As One Leaf Falls, So Falls Another.

Autumn has my heart, always. There’s something about a blushing tree that draws my attention. Maybe it’s emotion. Could be a touch of empathy for the forest as it strolls toward dormancy. The maples, especially, gasp with color as their breathing slows. Summer draws down. The sun flattens its course more each day and the leaves, well, they look up to the trees.   

Yeah. Beauty is fleeting. Duty calls. It’s the first time in eleven years I’ll have serious leafage. At the last house we had one small tree in the front and one in the back. The house before that had a single, somewhat insignificant, maple in the front. Leaf cleanup consisted of a bit of extra mowing.

This is gonna blow.

If I had my druthers, I’d light ‘em up where they lay, like the controlled burn on the trails around here. It’d get out of hand though. One little gust of wind and Smokey the Bear would wag his taloned digit at me while the neighbors prayed for favorable winds.

I do love the smell of burning leaves though. I wonder if there’s a ‘burned leaves’ candle scent? There is a warm tobacco pipe scented candle, of which I have two. So much easier than loading one of my own.

Leave it be.

A couple of weeks have passed and our little house in the woods appears surrounded by an arbor nudist colony. The sun makes its appearance earlier through the barren branches rather than above them.

Now, on a cloudless night, the moon floats effortlessly in and through the forest. Hide and seek is more like seek and ye shall find. Why, last night, that great warm gray disc in the sky entered my peripheral several times. In an odd way I felt I was being surveilled. Maybe it’s the sun’s way of keeping an eye on us. That’s worth reflecting on, no?

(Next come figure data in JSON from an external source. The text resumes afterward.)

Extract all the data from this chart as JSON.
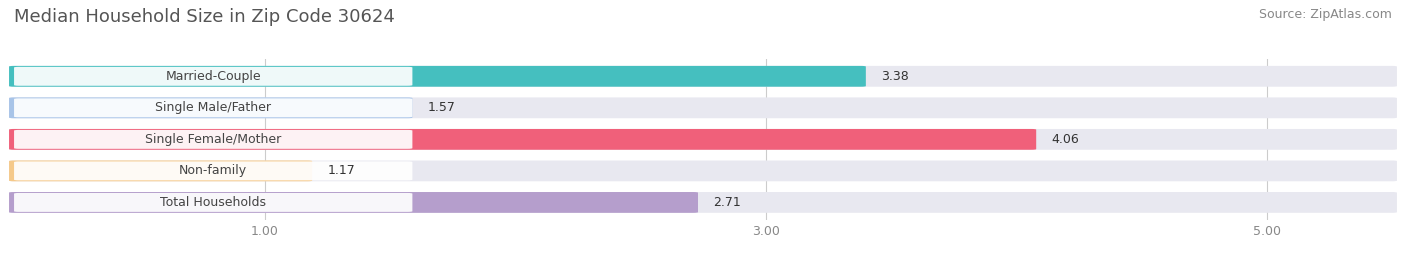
{
  "title": "Median Household Size in Zip Code 30624",
  "source": "Source: ZipAtlas.com",
  "categories": [
    "Married-Couple",
    "Single Male/Father",
    "Single Female/Mother",
    "Non-family",
    "Total Households"
  ],
  "values": [
    3.38,
    1.57,
    4.06,
    1.17,
    2.71
  ],
  "bar_colors": [
    "#45bfbf",
    "#a8c4e8",
    "#f0607a",
    "#f5c98a",
    "#b59ecc"
  ],
  "bar_height": 0.62,
  "xlim_min": 0.0,
  "xlim_max": 5.5,
  "xticks": [
    1.0,
    3.0,
    5.0
  ],
  "xticklabels": [
    "1.00",
    "3.00",
    "5.00"
  ],
  "background_color": "#ffffff",
  "bar_bg_color": "#e8e8f0",
  "title_fontsize": 13,
  "label_fontsize": 9,
  "value_fontsize": 9,
  "source_fontsize": 9,
  "value_label_colors": [
    "#333333",
    "#333333",
    "#ffffff",
    "#333333",
    "#333333"
  ]
}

How does God keep all the balls in the air? Sun? Moon? Our Mother Earth?

Leaves. Squirrel! Squirrel in the leaves. My mind seems as scattered as the roaming gang of leaves on a windy day.

Back to the task which took four separate days. A blower and an occasional rake shooed the maddening crowd onto the forest floor. The last of the gripping oak leaves I mulched with the mower. It is finished. Maybe. I survived the first fall here without being a fall guy. The labor was not in vain as my veins felt the rush of a heart pounding a bit harder. Light aerobics might be a good description.

Now I shall take my leave.  

Fall: They Fell For Fall and Colored Me.

The kid in the leaf pile

The other night, the wind and rain

slapped a lot of beauty out of their canopies.

The rain fell on the leaves,

the leaves fell like rain.

The colors lay dead.

 

I tried to rally my kids to pick them up.

I gave them Elmer’s glue and a stapler.

I had a few ladders, too.

 

The sun was out and how much

I wanted to see the colors against a cool blue sky

rather than on faded green and asphalt and gravel.

 

I prayed for a resurrection

and imagined the maples bending,

gathering leaves like fallen feathers.

But then, my kids dropped the glue

and staples and the disbelief

their faces had shown me.

 

They ran for rakes.

 

With their faces flush with autumn air,

they piled up the leaves on the runway.

They carelessly overlaid color on color,

like a scribbler with crayons.

 

Their excitement rose, as did the pile.

I saw the clear blue sky in their eyes

as they lay laughing in the spectrum.

I smiled as their redemptive act

fell on me like cool rain in the night.